Segue-se a ordem de trabalhos.
Primeiro, a avaliação e análise de assuntos anteriores.
Segundo, a discussão de assuntos a resolver em conjunto.Todas as ideias são válidas de serem discutidas, e a solução
encontrada deve ser experimentada pelo menos durante uma semana antes de se
tornar norma.
As crianças com menos de 4 anos poderão ainda não estar
aptas para participar ativamente nestas reuniões, mas devem estar presentes e
ser-lhes permitido intervir por forma a aumentar o sentimento de pertença.
As intervenções devem ser moderadas pelo presidente que
passará a palavra por ordem de pedido. Uma boa dica é utilizar um objeto que
valide quem está a falar naquele momento, para que não possa ser interrompido
por quem não esteja a segurá-lo. Uma simples caneta, lápis ou cartão colorido é
o suficiente para marcar a posição.
É comum que as primeiras reuniões não corram tão bem como o
esperado. E também é normal que cada família dê o seu toque pessoal. O
importante que não existam fatores de distração sobre a mesa e que o ambiente
seja harmonioso e transparente.
A marcação na agenda de pelo menos uma atividade familiar
onde todos participem, e a distribuição de tarefas especiais (como limpar a
casota do cão, regar as plantas ou colocar o lixo fora) concluem a reunião.
Uma forma de atribuir a responsabilidade destes encargos ou de escolher as atividades,
poderá ser tirar à sorte um papelinho com uma das opções escrita de dentro de
um pote, ao que podemos chamar, em dose de humor, o pote das surpresas.
Para o desfecho, é indispensável ter previsto uma
atividade lúdica, uma sobremesa, ou algo que possa honrar a participação de
todos na reunião e que satisfaça todos os gostos.
A agenda deve estar ao alcance de todos e serve para
tomar nota de situações que vão surgindo no intervalo das reuniões e que
gostaríamos de ver debatidos ou resolvidos.
Por exemplo, Ana é mãe de 3 meninos, com idades entre os 2 e
os 10 anos. Todos os dias apanhava as coisas espalhadas pelos filhos, por toda
a casa. Ficava aborrecida com aquela situação; por mais que avisasse e
arruma-se, a casa continuava desorganizada. Ana estava a perder a esperança e levou
o assunto à reunião. Uma das crianças teve uma ideia. Arranjar um caixote onde
se colocassem todos os objetos deixados fora do lugar. Com uma regra
intransponível, ninguém poderia reaver o seu pertence no espaço de uma semana.
Resultou.
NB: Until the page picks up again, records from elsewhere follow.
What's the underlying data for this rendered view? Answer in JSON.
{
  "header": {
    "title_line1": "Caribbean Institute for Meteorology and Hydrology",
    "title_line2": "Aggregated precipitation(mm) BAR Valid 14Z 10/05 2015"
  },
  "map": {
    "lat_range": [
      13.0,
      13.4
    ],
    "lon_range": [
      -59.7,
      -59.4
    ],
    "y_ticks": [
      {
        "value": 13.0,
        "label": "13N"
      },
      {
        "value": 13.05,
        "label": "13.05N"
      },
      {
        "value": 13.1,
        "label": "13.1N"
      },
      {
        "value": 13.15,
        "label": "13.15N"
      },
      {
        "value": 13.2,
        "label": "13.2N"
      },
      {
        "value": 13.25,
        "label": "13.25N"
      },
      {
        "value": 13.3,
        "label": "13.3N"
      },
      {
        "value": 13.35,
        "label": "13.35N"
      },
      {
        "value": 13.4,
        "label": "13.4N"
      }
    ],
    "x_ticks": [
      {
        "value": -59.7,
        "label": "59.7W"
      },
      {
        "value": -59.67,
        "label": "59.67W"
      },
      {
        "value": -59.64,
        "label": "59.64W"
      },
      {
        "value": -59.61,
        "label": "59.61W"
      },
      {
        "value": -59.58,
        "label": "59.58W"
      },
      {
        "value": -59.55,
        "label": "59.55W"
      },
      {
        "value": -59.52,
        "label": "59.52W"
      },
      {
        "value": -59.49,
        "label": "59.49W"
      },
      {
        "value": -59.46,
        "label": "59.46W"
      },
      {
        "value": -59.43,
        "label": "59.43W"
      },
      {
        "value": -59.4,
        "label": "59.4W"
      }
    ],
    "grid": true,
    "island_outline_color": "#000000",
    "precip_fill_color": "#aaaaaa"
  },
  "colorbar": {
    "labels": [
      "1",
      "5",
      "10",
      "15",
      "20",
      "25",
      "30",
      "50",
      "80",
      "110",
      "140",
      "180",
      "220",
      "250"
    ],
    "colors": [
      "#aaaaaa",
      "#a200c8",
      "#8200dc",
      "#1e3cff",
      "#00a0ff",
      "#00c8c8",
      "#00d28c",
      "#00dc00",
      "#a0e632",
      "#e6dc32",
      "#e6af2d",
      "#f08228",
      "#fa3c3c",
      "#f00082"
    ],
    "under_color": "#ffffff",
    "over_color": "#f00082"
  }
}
Resultou porque todos cumpriram com a regra e para
seu espanto, Ana não queria crer na quantidade de coisas que ela própria
deixava pelo caminho. E resultou melhor, porque foram as crianças a encontrar a
solução.
A verdade é que, na dúvida sobre a eficácia deste tipo de
reuniões, experimentei e fiquei convencida. Tenho uma filha de 6 anos e de uma
primeira reunião, onde fartou-se de interromper e de sair do seu lugar, para a
nossa última reunião de há dois dias atrás, revejo-lhe cada vez mais competência
para encontrar soluções; mais responsabilidade e determinação a cumprir com
calendários; mais confiante e disposta a partilhar as suas dúvidas e desafios,
e acima de tudo, altamente motivada para estar em família.
O maior ganho está em ser uma prática que fortalece as relações familiares já que resulta a longo prazo e permite-nos partilhar intimidade, experiências e muitos bons momentos.
Sinto-me bem. Posso contar com todos. Os meus olhos brilham.